Revolut’s losses treble to £104.7m after year of rapid growth
Revolut’s losses trebled in 2019 to £104.7 million, following a year of rapid growth which saw the UK challenger hire 1,628 more staff, as well as launch in the US and Singapore.
Up from £32.8 million in losses the previous year, Revolut’s 2019 financial results fit into the pattern of its UK competitors.
But all these challengers have managed to claw up their revenues. Revolut’s was up to £162.7 million in 2019 from £58.2 million in 2018.
This is arguably the most impressive increase of the bunch. The 180% jump is over £100 million more than its rivals raked in through the same year.
It also falls about £17.3 million shy of its target revenue for 2019, which was £180 million.
For comparison, Monzo’s revenue increased to £56 million in 2019 from £13 million in 2018. Starling’s was up to £14.2 million the same year from £750,000 in 2018.
Whilst Revolut’s losses have burgeoned in growth, so has its revenue. CEO Nik Storonsky was confident as recently as May that the fintech could still break even this year.
But more than 60% of Revolut’s income came from interchange fees in 2019, a margin significantly hampered this year due to the lack of travel during the pandemic.
A closer look at customer growth
Revolut nearly tripled its customer base from 3.5 million in 2018 to ten million at the end of 2019. It also acquired around 220,000 business accounts in 2019, a 260% increase year on year.

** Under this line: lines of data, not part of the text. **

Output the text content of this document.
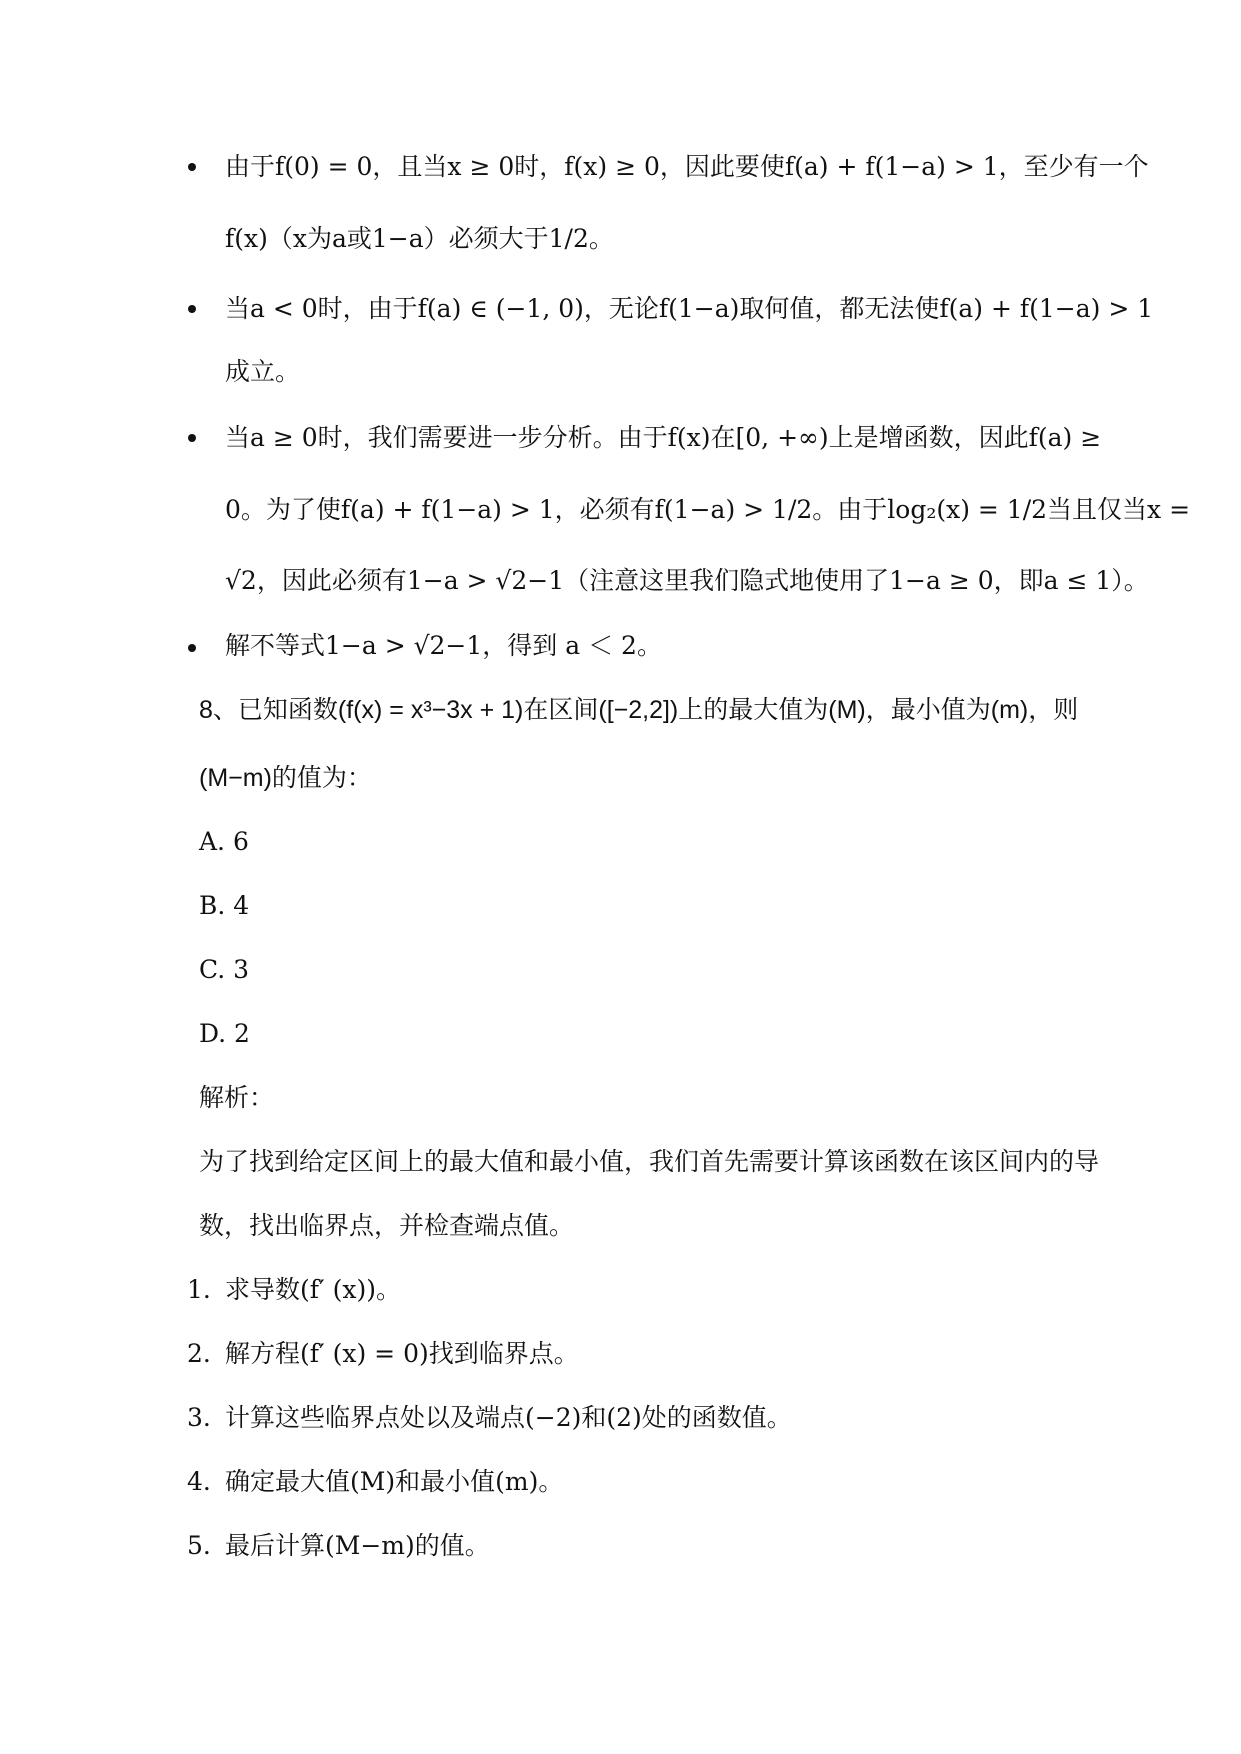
由于f(0) = 0，且当x ≥ 0时，f(x) ≥ 0，因此要使f(a) + f(1−a) > 1，至少有一个
f(x)（x为a或1−a）必须大于1/2。
当a < 0时，由于f(a) ∈ (−1, 0)，无论f(1−a)取何值，都无法使f(a) + f(1−a) > 1
成立。
当a ≥ 0时，我们需要进一步分析。由于f(x)在[0, +∞)上是增函数，因此f(a) ≥
0。为了使f(a) + f(1−a) > 1，必须有f(1−a) > 1/2。由于log₂(x) = 1/2当且仅当x =
√2，因此必须有1−a > √2−1（注意这里我们隐式地使用了1−a ≥ 0，即a ≤ 1）。
解不等式1−a > √2−1，得到 a ＜ 2。
8、已知函数(f(x) = x³−3x + 1)在区间([−2,2])上的最大值为(M)，最小值为(m)，则
(M−m)的值为：
A. 6
B. 4
C. 3
D. 2
解析：
为了找到给定区间上的最大值和最小值，我们首先需要计算该函数在该区间内的导
数，找出临界点，并检查端点值。
1. 求导数(f′ (x))。
2. 解方程(f′ (x) = 0)找到临界点。
3. 计算这些临界点处以及端点(−2)和(2)处的函数值。
4. 确定最大值(M)和最小值(m)。
5. 最后计算(M−m)的值。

The fintech’s daily active user base grew by 231% between 2019 and 2018. It had around 1.1 million daily active users at the end of last year, making up around 10% of its entire user base.
The challenger stressed its focus on driving user activity following its $500 million mega funding round in February. It said it had “a particular focus on product development that will help accelerate daily usage of accounts”.
In 2020, Revolut unveiled its Junior account offering. It’s also continued to grow its trading offering, helped along by US trading app giant Robinhood’s decision to retreat from its UK launch plans.
The challenger made £20.5 million from ‘other income’, including its trading offering, in 2019. It also made £39.5 million from its Premium subscriptions.
These numbers, whilst smaller than what it made on interchange fees in 2019, show potential for where the start-up can push for profitability.